What takes us from friendship to a deeper relationship is physical and emotional attraction. And that too, is created by God! We only have to read the book Song of Songs to see that these butterflies, this overload of hormones, is an essential ingredient in a relationship. Chemistry is a dynamic force that creates a powerful connection. An intangible spark that ignites when two people meet, forcing them to delve deeper into each other’s lives. But you have to be careful with chemistry: if it is not well limited, or framed, it can do significant damage. Although it is very exciting, it is necessary to know how to tame it at the right time, that is to say after having developed the friendship, before having evaluated our compatibility. “I adjure you, O daughters of Jerusalem, that you not stir up or awaken love until it pleases” (Song of Songs 8:4 ESV).
Chemistry is captivating and can blind us. It is also changeable and therefore, not reliable. Compatibility is based on character traits that are unlikely to change since that is the core of someone’s personality. That is why it is important to retain the impulses of our hearts to take the time to detect the true character of a person. A little advice here: the suitor will always be gentle and respectful with his sweetheart; it is therefore not in the interactions between the two lovers that we can judge the character of a person. Rather, it is by watching how he interacts with his parents, his friends, his spiritual authorities, and even the waiters at the restaurant, that we will get a better idea of his true character. Do not isolate yourself during your dating, you need to see the interactions with those around you.

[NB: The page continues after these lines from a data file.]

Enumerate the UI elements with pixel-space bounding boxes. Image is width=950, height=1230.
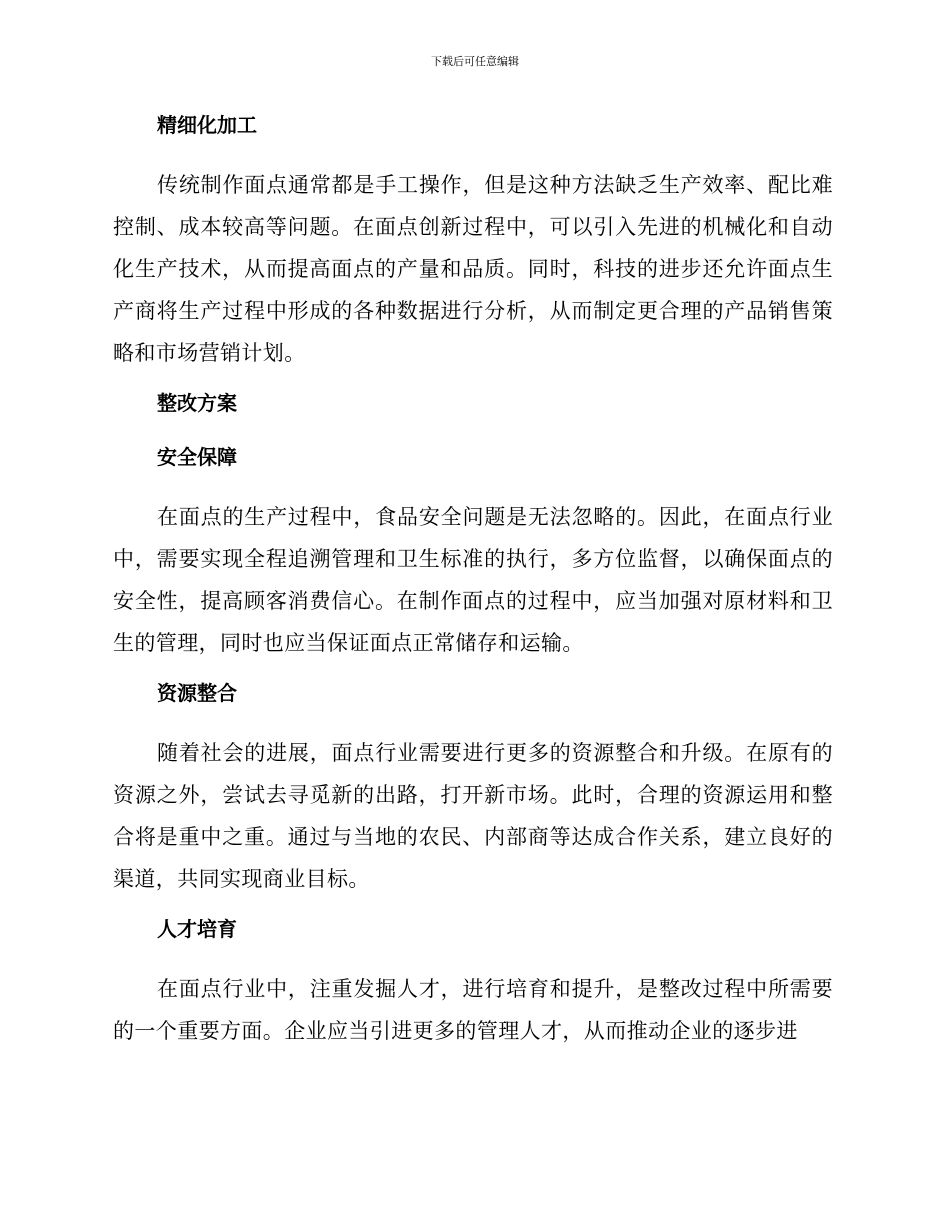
- section-heading-refined-processing: 精细化加工: [157, 113, 257, 137]
- page-header: 下载后可任意编辑: [431, 55, 519, 68]
- section-heading-resource-integration: 资源整合: [157, 681, 237, 705]
- section-heading-safety-assurance: 安全保障: [157, 445, 237, 469]
- document-body: [113, 110, 833, 1066]
- paragraph-resource-integration: 随着社会的进展，面点行业需要进行更多的资源整合和升级。在原有的资源之外，尝试去寻觅新的出路，打开新市场。此时，合理的资源运用和整合将是重中之重。通过与当地的农民、内部商等达成合作关系，建立良好的渠道，共同实现商业目标。: [113, 741, 833, 891]
- section-heading-rectification-plan: 整改方案: [157, 391, 237, 415]
- paragraph-safety-assurance: 在面点的生产过程中，食品安全问题是无法忽略的。因此，在面点行业中，需要实现全程追溯管理和卫生标准的执行，多方位监督，以确保面点的安全性，提高顾客消费信心。在制作面点的过程中，应当加强对原材料和卫生的管理，同时也应当保证面点正常储存和运输。: [113, 505, 833, 655]
- paragraph-talent-cultivation: 在面点行业中，注重发掘人才，进行培育和提升，是整改过程中所需要的一个重要方面。企业应当引进更多的管理人才，从而推动企业的逐步进: [113, 977, 833, 1043]
- paragraph-refined-processing: 传统制作面点通常都是手工操作，但是这种方法缺乏生产效率、配比难控制、成本较高等问题。在面点创新过程中，可以引入先进的机械化和自动化生产技术，从而提高面点的产量和品质。同时，科技的进步还允许面点生产商将生产过程中形成的各种数据进行分析，从而制定更合理的产品销售策略和市场营销计划。: [113, 173, 833, 365]
- section-heading-talent-cultivation: 人才培育: [157, 917, 237, 941]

Another important note for Christians. Nowhere in the Bible does it say that we must act on our sexual urges to confirm that we are truly meant for each other. Quite the contrary! Whenever the Bible positively talks about sexuality it is always in the context of marriage. If there is an attraction, it’s chemistry: no need to test it to confirm it!
Compatibility is not chemistry, and chemistry is not a sign of compatibility. If you don’t have the same interests, or worse, not the same faith, even if there’s chemistry, your relationship isn’t on the right footing. But without the chemistry, this beautiful friendship is just a beautiful friendship. Compatibility and chemistry are two essential ingredients.